One last canter round the Budget course but now it’s time to dismount

One last canter round the Budget course but now it’s time to dismount

issue 19 March 2005

This is where I came in. Another Gordon Brown budget: how well we know them by now — the thumping delivery, the gabbled numbers, the loopholes closed and opened, so many initiatives, so much complexity, so many popular causes. British films, British science, children’s centres, cars propelled by fuel made from processed hen-droppings — are they all there this year? (Yes.) Are these the same schemes as last year’s? (Quite likely.) By now some of his audience must think that this is what budgets are like. They can never have seen or heard anyone else’s. Old hands have learnt to listen for the gaps between the sentences. What has he somehow forgotten to mention? What low ball has he saved up for the small print of an Inland Revenue notice? This week our ears were cocked for the biggest omission of all. Would he, in his modest way, tell us that he had given these budgets his best shot but that this was his last?

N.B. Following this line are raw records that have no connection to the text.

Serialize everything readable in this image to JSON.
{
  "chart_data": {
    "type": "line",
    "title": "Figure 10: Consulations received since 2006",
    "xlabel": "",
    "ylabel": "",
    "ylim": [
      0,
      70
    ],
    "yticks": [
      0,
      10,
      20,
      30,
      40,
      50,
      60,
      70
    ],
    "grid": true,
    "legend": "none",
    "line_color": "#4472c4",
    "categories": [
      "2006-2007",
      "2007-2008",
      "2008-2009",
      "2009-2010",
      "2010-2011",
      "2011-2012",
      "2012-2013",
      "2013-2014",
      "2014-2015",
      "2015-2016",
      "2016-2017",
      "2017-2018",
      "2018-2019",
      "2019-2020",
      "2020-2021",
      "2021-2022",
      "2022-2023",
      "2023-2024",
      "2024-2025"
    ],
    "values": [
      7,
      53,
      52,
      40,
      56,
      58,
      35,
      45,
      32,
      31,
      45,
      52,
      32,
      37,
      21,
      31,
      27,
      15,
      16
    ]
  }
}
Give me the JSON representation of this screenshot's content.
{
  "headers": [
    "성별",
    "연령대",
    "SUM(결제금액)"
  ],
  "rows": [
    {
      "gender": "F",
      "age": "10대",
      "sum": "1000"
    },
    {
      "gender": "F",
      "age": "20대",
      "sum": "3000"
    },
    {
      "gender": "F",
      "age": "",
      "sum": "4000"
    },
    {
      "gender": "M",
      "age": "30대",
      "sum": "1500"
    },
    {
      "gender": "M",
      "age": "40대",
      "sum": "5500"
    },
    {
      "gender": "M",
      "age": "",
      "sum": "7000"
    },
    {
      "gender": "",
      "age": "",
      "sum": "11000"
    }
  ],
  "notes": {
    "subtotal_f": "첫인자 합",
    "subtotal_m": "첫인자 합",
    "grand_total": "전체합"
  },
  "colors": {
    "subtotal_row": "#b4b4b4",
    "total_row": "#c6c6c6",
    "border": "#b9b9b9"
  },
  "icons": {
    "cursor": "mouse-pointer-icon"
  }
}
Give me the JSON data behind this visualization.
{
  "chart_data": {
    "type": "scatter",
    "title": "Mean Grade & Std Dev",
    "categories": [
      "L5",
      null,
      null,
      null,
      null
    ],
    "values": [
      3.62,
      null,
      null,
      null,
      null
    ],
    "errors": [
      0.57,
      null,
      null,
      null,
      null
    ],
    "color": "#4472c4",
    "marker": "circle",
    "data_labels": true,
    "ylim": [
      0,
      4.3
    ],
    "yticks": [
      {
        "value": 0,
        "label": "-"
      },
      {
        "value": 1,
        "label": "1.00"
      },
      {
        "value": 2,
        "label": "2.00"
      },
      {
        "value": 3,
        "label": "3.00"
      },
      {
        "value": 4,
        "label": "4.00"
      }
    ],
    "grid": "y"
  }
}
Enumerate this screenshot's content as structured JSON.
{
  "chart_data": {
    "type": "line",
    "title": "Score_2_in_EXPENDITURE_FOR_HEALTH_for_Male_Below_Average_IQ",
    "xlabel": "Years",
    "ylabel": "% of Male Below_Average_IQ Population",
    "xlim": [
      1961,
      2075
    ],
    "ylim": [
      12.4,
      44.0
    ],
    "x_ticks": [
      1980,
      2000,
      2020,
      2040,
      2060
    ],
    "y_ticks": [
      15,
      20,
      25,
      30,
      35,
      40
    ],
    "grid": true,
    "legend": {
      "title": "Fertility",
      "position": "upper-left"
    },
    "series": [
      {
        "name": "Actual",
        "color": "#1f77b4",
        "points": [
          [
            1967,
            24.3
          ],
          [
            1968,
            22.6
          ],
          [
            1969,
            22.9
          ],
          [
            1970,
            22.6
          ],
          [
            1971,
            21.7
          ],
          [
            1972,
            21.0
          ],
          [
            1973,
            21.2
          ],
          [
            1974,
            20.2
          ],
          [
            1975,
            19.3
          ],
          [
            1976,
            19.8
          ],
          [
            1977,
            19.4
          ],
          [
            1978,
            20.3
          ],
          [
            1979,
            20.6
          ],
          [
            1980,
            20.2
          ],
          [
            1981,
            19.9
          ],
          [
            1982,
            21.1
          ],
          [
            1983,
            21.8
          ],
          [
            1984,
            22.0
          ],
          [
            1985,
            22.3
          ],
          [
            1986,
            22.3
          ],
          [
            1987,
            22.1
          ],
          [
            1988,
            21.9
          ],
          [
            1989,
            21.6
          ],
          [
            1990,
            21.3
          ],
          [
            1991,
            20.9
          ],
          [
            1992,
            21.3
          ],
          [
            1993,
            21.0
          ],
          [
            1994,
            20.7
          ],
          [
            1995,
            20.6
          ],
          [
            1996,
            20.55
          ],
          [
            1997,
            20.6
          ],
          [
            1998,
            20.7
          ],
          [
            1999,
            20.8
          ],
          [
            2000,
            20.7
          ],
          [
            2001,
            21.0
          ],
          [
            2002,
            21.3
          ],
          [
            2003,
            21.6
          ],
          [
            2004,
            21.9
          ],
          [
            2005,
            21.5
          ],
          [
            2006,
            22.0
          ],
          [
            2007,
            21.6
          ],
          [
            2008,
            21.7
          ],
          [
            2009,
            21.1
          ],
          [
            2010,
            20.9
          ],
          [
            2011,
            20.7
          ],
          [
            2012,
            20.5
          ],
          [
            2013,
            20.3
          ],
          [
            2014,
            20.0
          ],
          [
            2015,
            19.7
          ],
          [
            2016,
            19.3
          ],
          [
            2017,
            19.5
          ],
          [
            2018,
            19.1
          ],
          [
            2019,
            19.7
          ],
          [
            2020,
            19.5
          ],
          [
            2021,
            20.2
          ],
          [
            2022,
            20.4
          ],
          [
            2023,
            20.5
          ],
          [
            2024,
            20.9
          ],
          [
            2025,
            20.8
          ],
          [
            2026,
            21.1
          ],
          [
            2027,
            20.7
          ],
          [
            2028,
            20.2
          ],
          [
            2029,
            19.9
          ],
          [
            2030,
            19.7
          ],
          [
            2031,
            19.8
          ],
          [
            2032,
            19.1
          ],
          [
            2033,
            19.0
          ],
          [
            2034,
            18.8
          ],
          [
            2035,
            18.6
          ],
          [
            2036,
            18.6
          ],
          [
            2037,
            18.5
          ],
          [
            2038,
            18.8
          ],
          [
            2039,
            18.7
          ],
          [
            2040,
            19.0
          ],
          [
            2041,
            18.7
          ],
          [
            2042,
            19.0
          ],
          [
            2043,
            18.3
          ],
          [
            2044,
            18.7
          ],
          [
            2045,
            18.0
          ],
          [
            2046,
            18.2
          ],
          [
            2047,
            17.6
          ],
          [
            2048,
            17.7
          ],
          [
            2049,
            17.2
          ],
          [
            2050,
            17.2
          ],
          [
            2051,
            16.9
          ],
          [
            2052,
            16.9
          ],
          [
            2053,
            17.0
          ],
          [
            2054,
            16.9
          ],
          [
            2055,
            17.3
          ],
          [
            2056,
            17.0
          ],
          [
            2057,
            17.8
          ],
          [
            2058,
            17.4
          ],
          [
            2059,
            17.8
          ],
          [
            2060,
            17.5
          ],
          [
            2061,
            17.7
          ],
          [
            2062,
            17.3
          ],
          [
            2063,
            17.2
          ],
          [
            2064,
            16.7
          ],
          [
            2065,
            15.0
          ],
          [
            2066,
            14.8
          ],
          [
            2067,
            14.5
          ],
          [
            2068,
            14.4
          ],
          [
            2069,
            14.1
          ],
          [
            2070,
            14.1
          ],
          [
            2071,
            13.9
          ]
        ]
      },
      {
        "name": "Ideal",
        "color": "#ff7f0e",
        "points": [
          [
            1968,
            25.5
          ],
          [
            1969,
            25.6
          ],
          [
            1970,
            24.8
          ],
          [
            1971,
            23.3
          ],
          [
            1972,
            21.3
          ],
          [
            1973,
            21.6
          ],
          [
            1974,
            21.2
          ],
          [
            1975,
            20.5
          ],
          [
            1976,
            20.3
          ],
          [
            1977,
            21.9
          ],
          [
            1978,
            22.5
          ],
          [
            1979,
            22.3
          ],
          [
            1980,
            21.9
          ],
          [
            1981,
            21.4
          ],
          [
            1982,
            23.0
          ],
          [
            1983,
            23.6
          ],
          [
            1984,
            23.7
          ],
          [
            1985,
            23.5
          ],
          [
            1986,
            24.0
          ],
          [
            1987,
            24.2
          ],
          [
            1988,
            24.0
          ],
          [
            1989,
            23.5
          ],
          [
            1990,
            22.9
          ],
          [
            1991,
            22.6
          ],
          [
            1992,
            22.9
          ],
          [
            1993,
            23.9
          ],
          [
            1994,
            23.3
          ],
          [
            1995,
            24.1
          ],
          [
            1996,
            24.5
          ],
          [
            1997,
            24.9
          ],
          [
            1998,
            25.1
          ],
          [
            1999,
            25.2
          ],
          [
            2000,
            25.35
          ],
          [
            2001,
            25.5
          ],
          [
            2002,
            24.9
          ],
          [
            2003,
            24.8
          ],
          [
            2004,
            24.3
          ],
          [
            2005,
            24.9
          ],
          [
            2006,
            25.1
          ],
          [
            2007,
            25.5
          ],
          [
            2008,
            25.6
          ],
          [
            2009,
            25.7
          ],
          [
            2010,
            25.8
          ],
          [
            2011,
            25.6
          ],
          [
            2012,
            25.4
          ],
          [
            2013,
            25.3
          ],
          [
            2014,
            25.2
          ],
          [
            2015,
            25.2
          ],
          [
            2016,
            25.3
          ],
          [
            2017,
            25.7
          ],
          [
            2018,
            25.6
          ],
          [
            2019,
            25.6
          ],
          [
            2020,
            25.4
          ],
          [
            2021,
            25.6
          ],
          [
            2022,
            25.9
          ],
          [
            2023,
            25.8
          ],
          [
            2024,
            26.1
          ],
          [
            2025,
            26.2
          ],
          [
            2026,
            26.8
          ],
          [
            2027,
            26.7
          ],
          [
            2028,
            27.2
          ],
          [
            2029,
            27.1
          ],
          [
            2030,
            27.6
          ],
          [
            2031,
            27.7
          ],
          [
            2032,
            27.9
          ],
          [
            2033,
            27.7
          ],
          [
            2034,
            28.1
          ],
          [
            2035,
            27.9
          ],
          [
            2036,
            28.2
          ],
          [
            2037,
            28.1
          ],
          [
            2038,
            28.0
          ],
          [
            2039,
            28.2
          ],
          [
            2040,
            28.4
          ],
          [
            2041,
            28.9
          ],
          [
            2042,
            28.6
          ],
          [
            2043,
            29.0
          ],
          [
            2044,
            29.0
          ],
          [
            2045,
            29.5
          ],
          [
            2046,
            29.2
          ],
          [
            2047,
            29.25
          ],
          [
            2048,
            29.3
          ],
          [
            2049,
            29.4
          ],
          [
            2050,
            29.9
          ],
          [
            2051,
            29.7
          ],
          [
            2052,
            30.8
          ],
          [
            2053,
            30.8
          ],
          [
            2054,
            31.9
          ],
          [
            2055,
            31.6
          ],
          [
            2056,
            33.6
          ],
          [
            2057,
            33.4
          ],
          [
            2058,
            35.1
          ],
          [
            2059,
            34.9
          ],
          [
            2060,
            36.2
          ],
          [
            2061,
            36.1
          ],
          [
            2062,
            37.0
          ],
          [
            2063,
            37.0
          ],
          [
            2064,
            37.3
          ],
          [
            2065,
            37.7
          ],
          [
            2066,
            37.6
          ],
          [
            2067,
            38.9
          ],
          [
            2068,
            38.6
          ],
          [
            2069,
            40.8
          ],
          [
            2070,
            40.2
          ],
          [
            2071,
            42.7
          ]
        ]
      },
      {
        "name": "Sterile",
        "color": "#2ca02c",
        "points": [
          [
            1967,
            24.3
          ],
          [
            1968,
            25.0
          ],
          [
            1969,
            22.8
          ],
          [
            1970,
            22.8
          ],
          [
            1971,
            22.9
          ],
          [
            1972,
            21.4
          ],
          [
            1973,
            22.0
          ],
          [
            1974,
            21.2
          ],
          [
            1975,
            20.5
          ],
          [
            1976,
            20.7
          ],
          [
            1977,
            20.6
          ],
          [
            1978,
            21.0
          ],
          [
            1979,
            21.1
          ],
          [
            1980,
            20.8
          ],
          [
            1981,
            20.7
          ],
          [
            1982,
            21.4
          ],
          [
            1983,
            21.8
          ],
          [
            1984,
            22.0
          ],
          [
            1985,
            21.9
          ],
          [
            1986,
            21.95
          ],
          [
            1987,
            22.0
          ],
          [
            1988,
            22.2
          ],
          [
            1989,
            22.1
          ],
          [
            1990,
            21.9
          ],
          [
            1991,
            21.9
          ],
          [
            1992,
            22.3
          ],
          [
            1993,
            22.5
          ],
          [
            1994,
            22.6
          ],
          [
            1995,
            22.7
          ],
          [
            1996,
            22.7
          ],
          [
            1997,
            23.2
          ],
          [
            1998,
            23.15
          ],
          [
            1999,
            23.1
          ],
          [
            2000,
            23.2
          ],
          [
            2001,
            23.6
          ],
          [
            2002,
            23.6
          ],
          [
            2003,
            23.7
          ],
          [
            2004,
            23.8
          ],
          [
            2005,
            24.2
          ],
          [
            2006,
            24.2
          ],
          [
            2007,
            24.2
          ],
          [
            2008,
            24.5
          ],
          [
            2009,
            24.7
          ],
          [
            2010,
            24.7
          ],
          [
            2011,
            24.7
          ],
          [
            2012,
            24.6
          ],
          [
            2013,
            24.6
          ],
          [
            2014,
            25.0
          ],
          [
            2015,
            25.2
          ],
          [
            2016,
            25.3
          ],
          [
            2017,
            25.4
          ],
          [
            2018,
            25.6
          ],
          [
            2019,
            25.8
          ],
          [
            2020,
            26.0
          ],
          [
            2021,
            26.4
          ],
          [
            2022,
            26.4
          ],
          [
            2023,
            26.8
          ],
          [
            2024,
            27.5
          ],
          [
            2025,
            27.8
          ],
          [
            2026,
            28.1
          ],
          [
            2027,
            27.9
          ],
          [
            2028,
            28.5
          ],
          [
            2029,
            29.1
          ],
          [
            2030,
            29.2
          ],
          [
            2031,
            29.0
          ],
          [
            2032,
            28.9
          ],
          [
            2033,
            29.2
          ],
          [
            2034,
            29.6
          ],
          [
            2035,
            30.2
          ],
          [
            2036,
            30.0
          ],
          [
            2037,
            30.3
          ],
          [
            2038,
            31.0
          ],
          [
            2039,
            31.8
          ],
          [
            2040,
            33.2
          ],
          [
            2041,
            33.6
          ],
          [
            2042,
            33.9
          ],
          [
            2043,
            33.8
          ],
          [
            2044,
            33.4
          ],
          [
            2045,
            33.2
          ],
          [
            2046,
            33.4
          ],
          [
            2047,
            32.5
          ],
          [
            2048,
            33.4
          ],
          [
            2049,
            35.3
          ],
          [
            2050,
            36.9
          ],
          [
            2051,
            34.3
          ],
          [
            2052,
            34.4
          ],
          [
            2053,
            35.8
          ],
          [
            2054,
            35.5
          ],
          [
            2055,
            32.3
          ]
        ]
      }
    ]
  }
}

It is surely the last of this Parliament. He knows that some chancellors dismount but more are unhorsed, even when (as Margaret Thatcher said of Nigel Lawson) their position is unassailable. He must also know that his horse is getting restive.

Doubling on losers

For this week’s dressage test, he presented what he told us was a well-trained economy, sound, steady, healthy and outpacing the lesser breeds of Europe. A stewards’ inquiry might raise awkward questions. This horse has been fattened up on a diet of imports, but one of these days it will need to get back into training. His mistake, surely, has been to build up the least competitive parts of the economy: that is, the parts for which he and his colleagues have direct responsibility. High on inflation and low on productivity, the public sector may even be getting less efficient, as it takes on hundreds of thousands more people to no obvious proportionate effect.